March 30, 11 pm. Time to NYC departure: 4.5 hours
The suitcase is packed and I lay in bed for a few minutes, trying feebly to get a few hours of sleep before waking up at an obscene 3:30 am to get to LAX.
I was due to fly out of LA at 6 am on Tuesday, 3/31. 3/31 because it was Aaron’s 26th birthday, and 6 am so that I could arrive in NY in the late afternoon, after Aaron had wrapped up his school day teaching. It seemed like the perfect plan.
But that’s only how it feels when you’re booking the ticket, when the flight is nothing more than a novel idea, weeks and weeks ahead of you…
On 3/30, even though my friends have reminded me why I’m embarking on the adventure, nothing gets rid of The Feeling. You know, the Out of Your Comfort Zone Dread feeling. Right before you do something big and different, all you think about is how nice and safe and comfortable it would be to keep your life exactly as it is. Maybe you wish you could crawl back into your comfort zone, lock and deadbolt the door and start a Netflix marathon instead.
It’s not my first time at the Out of Your Comfort Zone Dread rodeo:
It’s 2005, an hour before I led my first freshman orientation meeting. I’m at Chipotle alone, trying to compose myself and script out every detail of the meeting, half-terrified of what on earth I’d say to these new students in our first interaction together and desperately hoping they’d like me and enjoy our group.
It’s 2010 when I’m walking from my car into work for my very first day as a supervisor. I don’t even know what I’m doing with my own career, how can I help someone manage theirs? So nervous with the dread feeling, I think I might be sick. And suddenly, I was, and now I can’t really look at that planter box the same way again.
It’s 2014 when I’m about to fly to Asia by myself, and all I can think is how I’d rather stay put: the trip, this departure from the comfort zone seems so… unnecessary. Why go through the hassle and unknowns? I would have wished to tear up the plane ticket, except a plane ticket to Cambodia is pricey enough that my frugality would never, ever have the guts to tear it up, and it was an e-ticket anyway.

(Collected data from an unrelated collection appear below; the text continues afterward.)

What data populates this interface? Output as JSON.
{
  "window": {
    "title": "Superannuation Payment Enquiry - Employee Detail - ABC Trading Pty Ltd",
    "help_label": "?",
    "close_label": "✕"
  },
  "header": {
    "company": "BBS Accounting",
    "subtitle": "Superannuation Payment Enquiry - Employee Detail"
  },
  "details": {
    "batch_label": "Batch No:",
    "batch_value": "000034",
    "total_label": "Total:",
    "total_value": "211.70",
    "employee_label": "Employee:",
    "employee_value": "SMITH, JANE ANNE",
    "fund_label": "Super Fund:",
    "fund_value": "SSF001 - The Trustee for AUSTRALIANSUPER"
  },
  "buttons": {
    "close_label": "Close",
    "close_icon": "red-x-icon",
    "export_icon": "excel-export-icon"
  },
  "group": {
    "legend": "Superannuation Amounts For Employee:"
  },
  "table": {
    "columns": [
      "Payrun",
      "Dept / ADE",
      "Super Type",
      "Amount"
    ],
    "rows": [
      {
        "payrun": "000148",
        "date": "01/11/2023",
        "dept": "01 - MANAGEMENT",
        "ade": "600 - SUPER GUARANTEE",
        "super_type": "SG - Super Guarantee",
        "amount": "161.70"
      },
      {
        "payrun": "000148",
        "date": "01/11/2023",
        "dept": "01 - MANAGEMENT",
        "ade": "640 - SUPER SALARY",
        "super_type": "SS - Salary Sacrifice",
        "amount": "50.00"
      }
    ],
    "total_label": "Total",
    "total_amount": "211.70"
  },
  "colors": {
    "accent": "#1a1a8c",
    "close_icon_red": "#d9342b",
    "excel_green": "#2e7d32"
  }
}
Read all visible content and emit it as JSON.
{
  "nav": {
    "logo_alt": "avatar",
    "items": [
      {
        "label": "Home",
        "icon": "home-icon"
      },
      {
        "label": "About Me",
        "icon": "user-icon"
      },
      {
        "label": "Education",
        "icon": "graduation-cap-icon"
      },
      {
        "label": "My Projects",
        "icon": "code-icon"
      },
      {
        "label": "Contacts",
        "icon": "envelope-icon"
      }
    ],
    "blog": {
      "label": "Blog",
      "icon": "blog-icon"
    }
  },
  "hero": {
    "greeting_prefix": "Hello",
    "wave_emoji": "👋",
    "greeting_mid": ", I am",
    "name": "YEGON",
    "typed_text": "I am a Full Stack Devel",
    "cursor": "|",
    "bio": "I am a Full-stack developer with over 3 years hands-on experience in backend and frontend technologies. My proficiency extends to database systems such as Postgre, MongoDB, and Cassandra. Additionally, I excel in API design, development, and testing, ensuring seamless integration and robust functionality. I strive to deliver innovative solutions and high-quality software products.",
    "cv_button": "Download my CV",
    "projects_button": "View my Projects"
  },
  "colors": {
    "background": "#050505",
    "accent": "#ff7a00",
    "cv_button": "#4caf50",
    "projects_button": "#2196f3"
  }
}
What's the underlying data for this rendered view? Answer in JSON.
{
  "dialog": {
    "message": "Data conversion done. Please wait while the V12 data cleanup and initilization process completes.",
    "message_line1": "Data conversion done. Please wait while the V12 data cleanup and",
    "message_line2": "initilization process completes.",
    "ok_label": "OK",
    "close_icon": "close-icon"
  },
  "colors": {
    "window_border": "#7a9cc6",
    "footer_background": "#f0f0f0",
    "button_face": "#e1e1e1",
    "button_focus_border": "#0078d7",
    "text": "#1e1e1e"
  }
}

But here’s what I’m learning about the Out of Your Comfort Zone Dread. It means you found a way to grow. You found something different and important enough that your safety-craving side freaks out. But if you’ll push through the fear, at minimum you’ll grow as a person, and at best you might discover something unexpectedly amazing.

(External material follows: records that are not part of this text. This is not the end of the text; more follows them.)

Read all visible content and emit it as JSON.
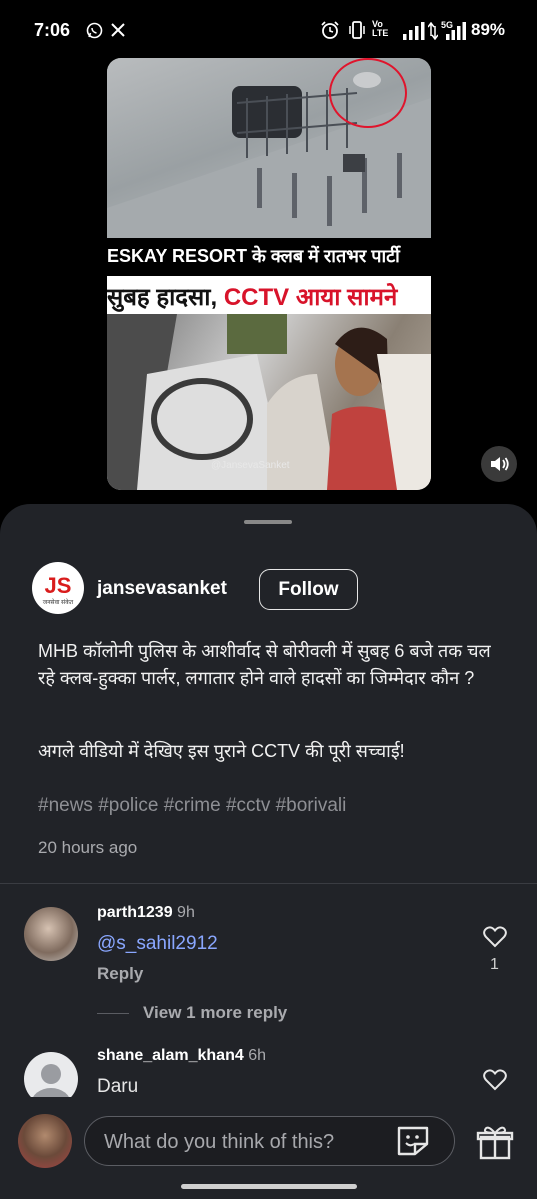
{
  "status_bar": {
    "time": "7:06",
    "left_icons": [
      "whatsapp-icon",
      "x-icon"
    ],
    "right_icons": [
      "alarm-icon",
      "vibrate-icon",
      "volte-icon",
      "signal-icon",
      "5g-signal-icon"
    ],
    "network_label": "5G",
    "volte_label": "Vo LTE",
    "battery": "89%"
  },
  "video": {
    "caption_line1": "ESKAY RESORT के क्लब में रातभर पार्टी",
    "caption_line2_a": "सुबह हादसा, ",
    "caption_line2_b": "CCTV आया सामने",
    "watermark": "@JansevaSanket",
    "sound_icon": "speaker-icon"
  },
  "post": {
    "username": "jansevasanket",
    "logo_text": "JS",
    "logo_subtext": "जनसेवा संकेत",
    "follow_label": "Follow",
    "caption_p1": "MHB कॉलोनी पुलिस के आशीर्वाद से बोरीवली में सुबह 6 बजे तक चल रहे क्लब-हुक्का पार्लर, लगातार होने वाले हादसों का जिम्मेदार कौन ?",
    "caption_p2": "अगले वीडियो में देखिए इस पुराने CCTV की पूरी सच्चाई!",
    "hashtags": "#news #police #crime #cctv #borivali",
    "posted_ago": "20 hours ago"
  },
  "comments": [
    {
      "username": "parth1239",
      "time": "9h",
      "text": "@s_sahil2912",
      "reply_label": "Reply",
      "likes": "1",
      "view_more": "View 1 more reply"
    },
    {
      "username": "shane_alam_khan4",
      "time": "6h",
      "text": "Daru"
    }
  ],
  "composer": {
    "placeholder": "What do you think of this?"
  },
  "colors": {
    "sheet_bg": "#212328",
    "mention": "#8aa7ff",
    "caption_red": "#d8132a"
  }
}
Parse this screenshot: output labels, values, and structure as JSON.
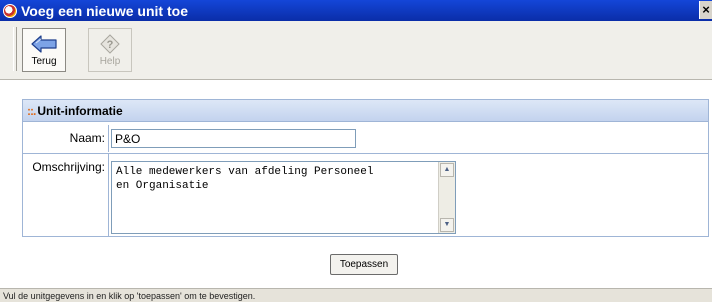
{
  "window": {
    "title": "Voeg een nieuwe unit toe",
    "close_label": "×"
  },
  "toolbar": {
    "back_label": "Terug",
    "back_icon": "arrow-left-icon",
    "help_label": "Help",
    "help_icon": "help-question-icon",
    "help_enabled": false
  },
  "form": {
    "section_title": "Unit-informatie",
    "section_marker": "::.",
    "name_label": "Naam:",
    "name_value": "P&O",
    "description_label": "Omschrijving:",
    "description_value": "Alle medewerkers van afdeling Personeel\nen Organisatie",
    "submit_label": "Toepassen"
  },
  "status": {
    "text": "Vul de unitgegevens in en klik op 'toepassen' om te bevestigen."
  },
  "colors": {
    "titlebar": "#0a2da8",
    "section_header": "#cfdcf2",
    "border": "#9fb5d6",
    "marker": "#e06a1a"
  }
}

The freshman orientation group, the learning and friendship I gained from supervising, traveling with Tiffany in Asia…these were experiences I would never, ever give back, experiences that brought me to where I am today, and even writing about them years later makes me happy just to have lived them. It’s as if those scary moments that feel like they might kill us do quite the opposite by bringing us a little more to life.

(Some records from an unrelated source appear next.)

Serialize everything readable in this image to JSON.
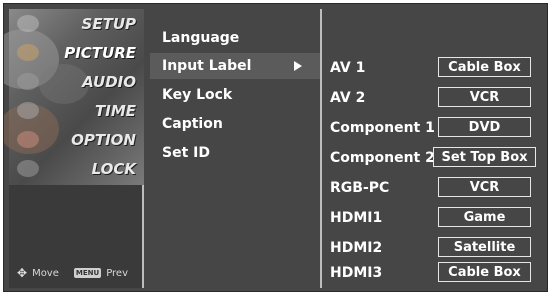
{
  "categories": [
    {
      "label": "SETUP",
      "active": false,
      "deco_color": "#b9b9b9"
    },
    {
      "label": "PICTURE",
      "active": true,
      "deco_color": "#c7a06a"
    },
    {
      "label": "AUDIO",
      "active": false,
      "deco_color": "#9a9a9a"
    },
    {
      "label": "TIME",
      "active": false,
      "deco_color": "#a8a8a8"
    },
    {
      "label": "OPTION",
      "active": false,
      "deco_color": "#c98b7a"
    },
    {
      "label": "LOCK",
      "active": false,
      "deco_color": "#9a9a9a"
    }
  ],
  "option_art_text": "OPTION",
  "hints": {
    "move_icon": "four-way-arrow-icon",
    "move_label": "Move",
    "menu_key": "MENU",
    "prev_label": "Prev"
  },
  "submenu": [
    {
      "label": "Language",
      "selected": false
    },
    {
      "label": "Input Label",
      "selected": true
    },
    {
      "label": "Key Lock",
      "selected": false
    },
    {
      "label": "Caption",
      "selected": false
    },
    {
      "label": "Set ID",
      "selected": false
    }
  ],
  "input_labels": [
    {
      "input": "AV 1",
      "label": "Cable Box"
    },
    {
      "input": "AV 2",
      "label": "VCR"
    },
    {
      "input": "Component 1",
      "label": "DVD"
    },
    {
      "input": "Component 2",
      "label": "Set Top Box"
    },
    {
      "input": "RGB-PC",
      "label": "VCR"
    },
    {
      "input": "HDMI1",
      "label": "Game"
    },
    {
      "input": "HDMI2",
      "label": "Satellite"
    },
    {
      "input": "HDMI3",
      "label": "Cable Box"
    }
  ],
  "colors": {
    "panel_bg": "#464646",
    "text": "#ffffff",
    "divider": "#bdbdbd",
    "selected_bg": "#5b5b5b"
  }
}
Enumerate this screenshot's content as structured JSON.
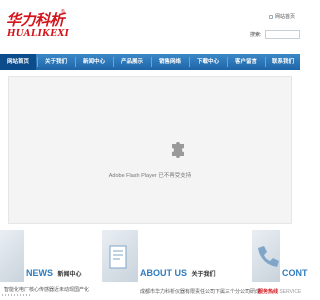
{
  "header": {
    "logo_cn": "华力科析",
    "logo_reg": "®",
    "logo_en": "HUALIKEXI",
    "top_link": "网站首页",
    "search_label": "搜索:",
    "search_value": ""
  },
  "nav": {
    "items": [
      {
        "label": "网站首页",
        "active": true
      },
      {
        "label": "关于我们",
        "active": false
      },
      {
        "label": "新闻中心",
        "active": false
      },
      {
        "label": "产品展示",
        "active": false
      },
      {
        "label": "销售网络",
        "active": false
      },
      {
        "label": "下载中心",
        "active": false
      },
      {
        "label": "客户留言",
        "active": false
      },
      {
        "label": "联系我们",
        "active": false
      }
    ]
  },
  "banner": {
    "plugin_message": "Adobe Flash Player 已不再受支持"
  },
  "sections": {
    "news": {
      "title_en": "NEWS",
      "title_cn": "新闻中心",
      "line": "智能化电厂核心传感器近未动现国产化"
    },
    "about": {
      "title_en": "ABOUT US",
      "title_cn": "关于我们",
      "line": "成都市华力科析仪器有限责任公司下属三个分公司研成"
    },
    "contact": {
      "title_en": "CONT",
      "line_cn": "服务热线",
      "line_en": "SERVICE"
    }
  },
  "colors": {
    "brand_red": "#d4141b",
    "nav_blue": "#2a77bb",
    "accent_blue": "#2f7cc1"
  }
}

So on March 30th, as the The Out of Your Comfort Zone Dread is raging, I’m trying to remember this feeling signals that I’m embarking on something significant.
For this New York portion of the adventure, I wanted the chance of a lifetime to live in NYC for longer than a vacation, spending time with my brother in that sweet spot of sibling-hood when you’re old enough to appreciate each other’s differences, and young enough that your life hasn’t gotten too complicated. I wanted to disrupt my routine and go somewhere new and different, to see what new thoughts, reflections, experiences would emerge.
But why on earth did I book a flight that requires getting up at 3:30 am when it’s 11 pm now and I’m too nervous to sleep? I could try and quell the fear and excitement and try for a few hours of sleep, knowing I’ll feel like DEATH in a few hours. Or, I could and start the adventure NOW, face the nervousness head on, on my terms. So I haul my suitcase to the car, but I’m wishing for one last little push out the door, one last little security blanket of sorts to take with me. So I walk over to our mantle, where I’ve kept “Oh the Places You’ll Go,” a parting gift from my longtime work pal Travis. I met Travis Day 1 of the Russ Reid adventure, and it was really moving to me, in a life comes full circle type of way, that he came alongside the departure and so deliberately sent me off to the next chapter.
So as the book says, “Your mountain is waiting – so get on your way!” It’s time to do this.
I arrive at LAX at 1:15. But who knew, security doesn’t open until 4 am, so you’re kind of awkwardly stuck basically in the entrance of the airport. I’ll admit though, I was okay with this little twist, because it upped the sense of adventure and let me indulge my odd desire to go into survival mode. I build a little faux-fortress out of those poles that they use for the security line, lace my appendages through all of my bags (so no one can steal them, obviously) and get some shut eye. Except for the really loud and irritating announcement on the loudspeaker every 40ish minutes. So scratch what I said about enjoying the unexpected travel twists; those announcements were terrible. But a few short hours later, I pass through security, hop on the plane, and by the magical power of air travel, take a nap that spans 3,000 miles to wake up on the other side of the country, ready for 44 days of adventure.
And ready for a good night’s rest that’s not on the floor of an airport.*
*I really hope I washed all the clothes I wore at LAX, come to think of it.